An extravagant writer and women’s rights activist, Natalya Nordman-Severova, Ilya Repin’s wife, stands out of the harmonious row of sophisticated muses. Her portraits show a brave and eccentric spirit. The artist’s friends pointed out many times that Natalie had strange manners in their house at “Penates”: servants dined at the same table with the owner, it was accepted to serve oneself, and a guest’s attention was brought to special plates with the inscription “Servants are the disgrace of humanity.” Perhaps most striking of all: cutlets were made of hay and beefsteaks of cranberry. Nordman-Severova was a determined vegetarian and animal-rights advocate. Even in the winter, she chose not to wear a fur jacket, but instead, a thin coat with a hay lining. Korney Chukovskiy protected Natalya Borisovna from the quipster’s satire and said that at the heart of her “freakery” laid a sincere care for her husband.

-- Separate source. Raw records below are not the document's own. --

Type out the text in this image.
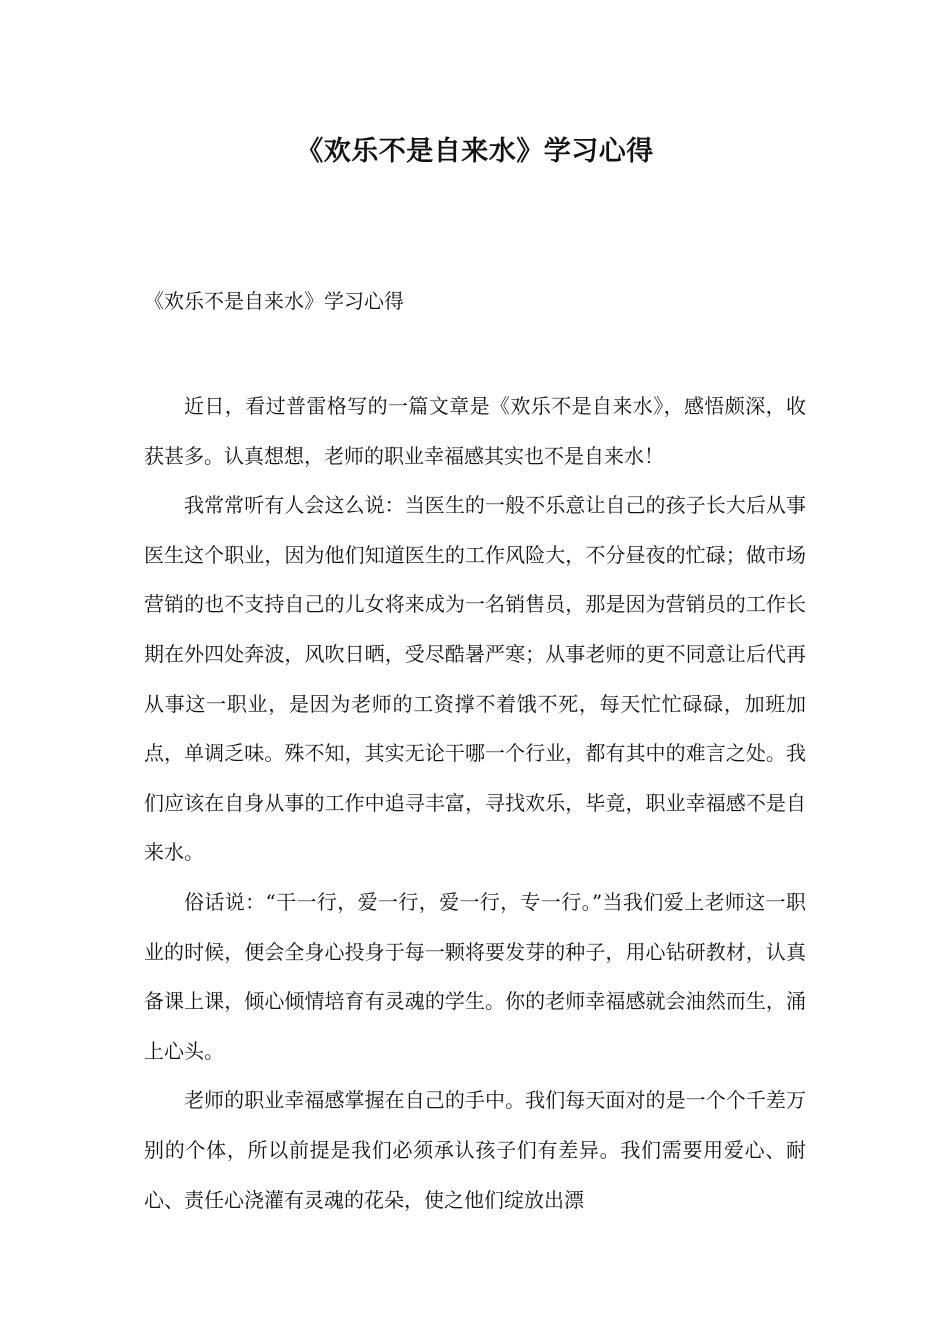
《欢乐不是自来水》学习心得

《欢乐不是自来水》学习心得

近日，看过普雷格写的一篇文章是《欢乐不是自来水》，感悟颇深，收获甚多。认真想想，老师的职业幸福感其实也不是自来水！

我常常听有人会这么说：当医生的一般不乐意让自己的孩子长大后从事医生这个职业，因为他们知道医生的工作风险大，不分昼夜的忙碌；做市场营销的也不支持自己的儿女将来成为一名销售员，那是因为营销员的工作长期在外四处奔波，风吹日晒，受尽酷暑严寒；从事老师的更不同意让后代再从事这一职业，是因为老师的工资撑不着饿不死，每天忙忙碌碌，加班加点，单调乏味。殊不知，其实无论干哪一个行业，都有其中的难言之处。我们应该在自身从事的工作中追寻丰富，寻找欢乐，毕竟，职业幸福感不是自来水。

俗话说：“干一行，爱一行，爱一行，专一行。”当我们爱上老师这一职业的时候，便会全身心投身于每一颗将要发芽的种子，用心钻研教材，认真备课上课，倾心倾情培育有灵魂的学生。你的老师幸福感就会油然而生，涌上心头。

老师的职业幸福感掌握在自己的手中。我们每天面对的是一个个千差万别的个体，所以前提是我们必须承认孩子们有差异。我们需要用爱心、耐心、责任心浇灌有灵魂的花朵，使之他们绽放出漂
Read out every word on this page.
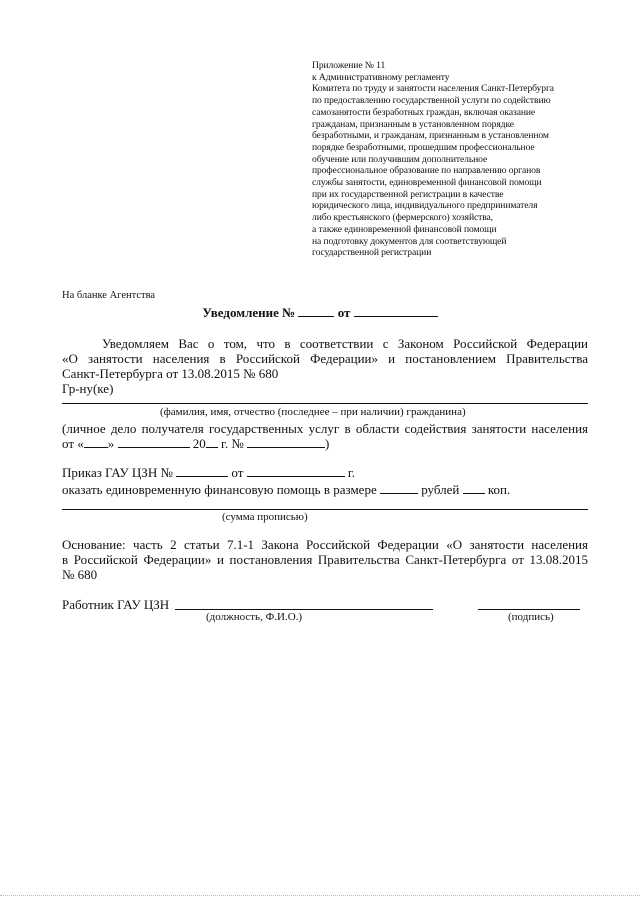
Приложение № 11
к Административному регламенту
Комитета по труду и занятости населения Санкт-Петербурга
по предоставлению государственной услуги по содействию
самозанятости безработных граждан, включая оказание
гражданам, признанным в установленном порядке
безработными, и гражданам, признанным в установленном
порядке безработными, прошедшим профессиональное
обучение или получившим дополнительное
профессиональное образование по направлению органов
службы занятости, единовременной финансовой помощи
при их государственной регистрации в качестве
юридического лица, индивидуального предпринимателя
либо крестьянского (фермерского) хозяйства,
а также единовременной финансовой помощи
на подготовку документов для соответствующей
государственной регистрации
На бланке Агентства
Уведомление №	от
Уведомляем Вас о том, что в соответствии с Законом Российской Федерации
«О занятости населения в Российской Федерации» и постановлением Правительства
Санкт-Петербурга от 13.08.2015 № 680
Гр-ну(ке)
(фамилия, имя, отчество (последнее – при наличии) гражданина)
(личное дело получателя государственных услуг в области содействия занятости населения
от « »	20 г. №	)
Приказ ГАУ ЦЗН №	от	г.
оказать единовременную финансовую помощь в размере	рублей коп.
(сумма прописью)
Основание: часть 2 статьи 7.1-1 Закона Российской Федерации «О занятости населения
в Российской Федерации» и постановления Правительства Санкт-Петербурга от 13.08.2015
№ 680
Работник ГАУ ЦЗН
(должность, Ф.И.О.)	(подпись)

Similar free thinkers were not such a rarity at that time. The end of the 19th and the start of the 20th centuries were marked by the advancing equal rights for men and women. The changing role of women was reflected in art too. A portrait of Ekaterina Samokhvalova-Ionina, wife of Nikolay Ionin (an apprentice to Kuzma Petrov-Vodkin) “Woman in Red,” is a vivid example. Samokhvalova-Ionina was the sister of the famous Soviet artist Alexander Samokhvalov. Close communication with the master allowed Ionin to become one of the pioneers in the creation of the image of a Soviet woman. This new Soviet woman was a peculiar and authentic symbol of this epoch, and was later disseminated in the form of multiple “female workers” and “female sports players” on posters. As an ideal of the Socialist epoch, the very same “sportswoman” which orders “work, build and don’t be lazy!” Alexander Deyneka depicts his first wife. Strict and determined, she embodies the image of Soviet woman, able to build a new world on equal footing with men.

Finally, we present a  sculptural portrait of Margarita Konyonkova, wife of Sergei Konyonkov. He was a Soviet sculptor and justly got the title of the “Russian Rodin”. The piece “Spring” shows this petite and sensual character. It is inspired by the story of this Soviet secret service woman. Before meeting the famous sculptor, Konyonkova was linked to Fyodor Shalyapin and Sergei Rachmaninov. Later, the couple moved to the US and lived there for twenty years. There, Konyonkova would become Einstein’s lover and through him would meet Oppenheimer and a circle of nuclear experts. There’s talk that due to her work, the Soviet government got valuable insights on the US nuclear bomb.

For the express purpose of the exhibition, the main collection of the Museum increased with Pavel (Paolo) Trubetskoy’s work “Mother and Child”, where his wife Elin Sundtromme is depicted.

A special catalogue will be published confined to the exhibition, which will unite several dozen portraits and private stories of Russian artists’ wives in one book.